Сегодня мы обнаруживаем, что существует два типа ресентимента в отношении текущей социальной и политической обстановки. Один нам уже знаком и задан прежде всего коллективным началом, духом времени, сложился из смутного недовольства, зло для него – в повседневных трудностях, переживаемых многими, в проявлениях неравенства, в порядке вещей, который в итоге приходится пассивно терпеть. Этим латентным состоянием, подавляемым с большим или меньшим успехом в зависимости от сиюминутных обстоятельств, всегда пользуются, в некоторые эпохи – чрезмерно, политические силы, заинтересованные в том, чтобы посредством специальных риторических и пропагандистских инструментов его раздуть, в том, чтобы стимулировать чувство локтя между всеми существами, утратившими иллюзии, обозначить мобилизующий их круг общих интересов. Второй тип возник совсем недавно и носит скорее сугубо индивидуальный – а точнее, интимный и обособленный характер, – поскольку ресентиментные чувства испытывают субъекты, не только глубоко разочарованные и бесконечно страдающие, но и пребывающие в непосредственной связи с историческим моментом, который, десятилетие за десятилетием, будет давать столь значительный негативный опыт, что мера досады и горечи в подавляющем большинстве умов лишит их веры в какой бы то ни было коллективный проект, и они обратятся только к самим себе, не питая ложных надежд на возможные совместные перспективы. Можно сказать, что сейчас время персонального ресентимента, изолированного и исключительного одновременно, который вместе с тем проявляется с большим размахом.
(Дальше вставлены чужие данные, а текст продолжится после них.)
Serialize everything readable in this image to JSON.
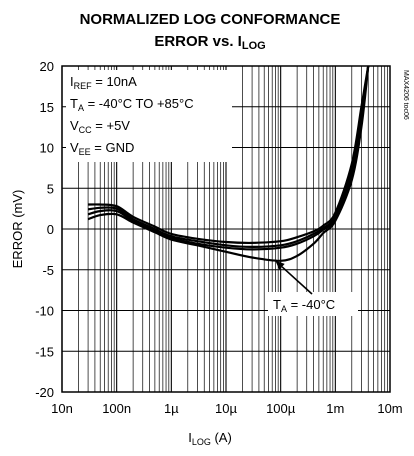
{
  "chart_data": {
    "type": "line",
    "title_line1": "NORMALIZED LOG CONFORMANCE",
    "title_line2_main": "ERROR vs. I",
    "title_line2_sub": "LOG",
    "xlabel_main": "I",
    "xlabel_sub": "LOG",
    "xlabel_suffix": " (A)",
    "ylabel": "ERROR (mV)",
    "x_scale": "log",
    "xlim": [
      1e-08,
      0.01
    ],
    "ylim": [
      -20,
      20
    ],
    "grid": true,
    "x_ticks": [
      1e-08,
      1e-07,
      1e-06,
      1e-05,
      0.0001,
      0.001,
      0.01
    ],
    "x_tick_labels": [
      "10n",
      "100n",
      "1µ",
      "10µ",
      "100µ",
      "1m",
      "10m"
    ],
    "y_ticks": [
      20,
      15,
      10,
      5,
      0,
      -5,
      -10,
      -15,
      -20
    ],
    "y_tick_labels": [
      "20",
      "15",
      "10",
      "5",
      "0",
      "-5",
      "-10",
      "-15",
      "-20"
    ],
    "conditions": [
      {
        "main": "I",
        "sub": "REF",
        "rest": " = 10nA"
      },
      {
        "main": "T",
        "sub": "A",
        "rest": " = -40°C TO +85°C"
      },
      {
        "main": "V",
        "sub": "CC",
        "rest": " = +5V"
      },
      {
        "main": "V",
        "sub": "EE",
        "rest": " = GND"
      }
    ],
    "annotation": {
      "main": "T",
      "sub": "A",
      "rest": " = -40°C",
      "points_to_x": 8e-05,
      "points_to_y": -3.9
    },
    "part_code": "MAX4206 toc06",
    "series": [
      {
        "x": [
          3e-08,
          5e-08,
          1e-07,
          2e-07,
          5e-07,
          1e-06,
          3e-06,
          1e-05,
          3e-05,
          0.0001,
          0.0002,
          0.0004,
          0.0006,
          0.001,
          0.002,
          0.003,
          0.004
        ],
        "y": [
          3.0,
          3.0,
          2.8,
          1.5,
          0.3,
          -0.6,
          -1.2,
          -1.6,
          -1.7,
          -1.5,
          -1.0,
          -0.3,
          0.4,
          2.0,
          8.0,
          15.0,
          20.0
        ]
      },
      {
        "x": [
          3e-08,
          5e-08,
          1e-07,
          2e-07,
          5e-07,
          1e-06,
          3e-06,
          1e-05,
          3e-05,
          0.0001,
          0.0002,
          0.0004,
          0.0006,
          0.001,
          0.002,
          0.003,
          0.004
        ],
        "y": [
          2.4,
          2.6,
          2.5,
          1.2,
          0.0,
          -0.9,
          -1.5,
          -2.0,
          -2.2,
          -2.0,
          -1.5,
          -0.6,
          0.1,
          1.6,
          7.2,
          14.0,
          20.0
        ]
      },
      {
        "x": [
          3e-08,
          5e-08,
          1e-07,
          2e-07,
          5e-07,
          1e-06,
          3e-06,
          1e-05,
          3e-05,
          0.0001,
          0.0002,
          0.0004,
          0.0006,
          0.001,
          0.002,
          0.003,
          0.004
        ],
        "y": [
          1.8,
          2.2,
          2.2,
          1.0,
          -0.2,
          -1.1,
          -1.8,
          -2.3,
          -2.5,
          -2.3,
          -1.8,
          -0.9,
          -0.1,
          1.3,
          6.8,
          13.5,
          20.0
        ]
      },
      {
        "x": [
          3e-08,
          5e-08,
          1e-07,
          2e-07,
          5e-07,
          1e-06,
          3e-06,
          1e-05,
          3e-05,
          0.0001,
          0.0002,
          0.0004,
          0.0006,
          0.001,
          0.002,
          0.003,
          0.004
        ],
        "y": [
          1.2,
          1.7,
          1.8,
          0.8,
          -0.4,
          -1.3,
          -2.0,
          -2.8,
          -3.5,
          -3.9,
          -3.3,
          -1.8,
          -0.5,
          1.0,
          6.0,
          12.5,
          20.0
        ]
      }
    ]
  }
}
Под знаком всего этого практически незаметно образовался и ширится разрыв между резко меняющимся положением индивидов – отмеченных опытом лишения и иллюзией собственной изолированности, – и органами власти, структуры которой в общем и целом не поменялись.


При этом с недавних пор мы следим за тем, как возникает совершенно новое явление – перманентно неуправляемое государство. Толпы заявляют о твердой решимости избавиться от управления на давно устаревших началах, не пасовать, опуская руки перед обстоятельствами, держать власть на раскаленных углях, которые в любой момент могут воспламениться под влиянием все более решительных и частых протестов, – все это так характерно для начала десятилетия. Между тем недоверие проявляется и к так называемым внесистемным и отмежевавшимся сторонам: мы ошибемся, предположив, будто это они преимущественно формируют «банки гнева», по выражению Петера Слотердайка[16], понимаемые прежде всего как субъективные аффекты, на которых лежит плотный налет памяти о страданиях и предательствах, в частности, по вине стольких представительных или промежуточных инстанций, – и этот опыт выплескивается наружу, чтобы никто другой не попытался стать его рупором. Напротив, мы живем в эпоху, когда люди – все более массово – выступают в некотором роде банкирами собственного гнева.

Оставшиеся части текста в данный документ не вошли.